Pavlova Yekaterina S, Paez-Espino David, Morozov Andrew Yu, Belalov Ilya S
Mathematics Department, Palomar College, San Marcos, California, United States of America.
Department of Energy, Joint Genome Institute, Walnut Creek, California, United States of America.
PLoS Comput Biol. 2021 Mar 26;17(3):e1008841. doi: 10.1371/journal.pcbi.1008841. eCollection 2021 Mar.

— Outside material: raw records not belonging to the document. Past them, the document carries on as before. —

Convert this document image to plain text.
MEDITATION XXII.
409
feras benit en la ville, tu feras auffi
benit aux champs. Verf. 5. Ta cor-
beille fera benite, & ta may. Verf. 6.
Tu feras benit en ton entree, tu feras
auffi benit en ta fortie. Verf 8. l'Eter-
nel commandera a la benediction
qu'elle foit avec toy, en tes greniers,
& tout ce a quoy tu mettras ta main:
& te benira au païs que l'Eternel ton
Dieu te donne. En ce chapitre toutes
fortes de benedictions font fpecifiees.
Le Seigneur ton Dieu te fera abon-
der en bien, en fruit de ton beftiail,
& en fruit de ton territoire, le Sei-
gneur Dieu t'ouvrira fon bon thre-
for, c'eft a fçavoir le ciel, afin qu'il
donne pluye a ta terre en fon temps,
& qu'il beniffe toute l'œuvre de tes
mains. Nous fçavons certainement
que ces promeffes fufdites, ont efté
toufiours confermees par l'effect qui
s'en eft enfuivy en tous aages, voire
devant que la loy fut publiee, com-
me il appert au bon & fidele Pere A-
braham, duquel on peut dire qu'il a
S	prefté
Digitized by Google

Understanding CRISPR-Cas systems-the adaptive defence mechanism that about half of bacterial species and most of archaea use to neutralise viral attacks-is important for explaining the biodiversity observed in the microbial world as well as for editing animal and plant genomes effectively. The CRISPR-Cas system learns from previous viral infections and integrates small pieces from phage genomes called spacers into the microbial genome. The resulting library of spacers collected in CRISPR arrays is then compared with the DNA of potential invaders. One of the most intriguing and least well understood questions about CRISPR-Cas systems is the distribution of spacers across the microbial population. Here, using empirical data, we show that the global distribution of spacer numbers in CRISPR arrays across multiple biomes worldwide typically exhibits scale-invariant power law behaviour, and the standard deviation is greater than the sample mean. We develop a mathematical model of spacer loss and acquisition dynamics which fits observed data from almost four thousand metagenomes well. In analogy to the classical 'rich-get-richer' mechanism of power law emergence, the rate of spacer acquisition is proportional to the CRISPR array size, which allows a small proportion of CRISPRs within the population to possess a significant number of spacers. Our study provides an alternative explanation for the rarity of all-resistant super microbes in nature and why proliferation of phages can be highly successful despite the effectiveness of CRISPR-Cas systems.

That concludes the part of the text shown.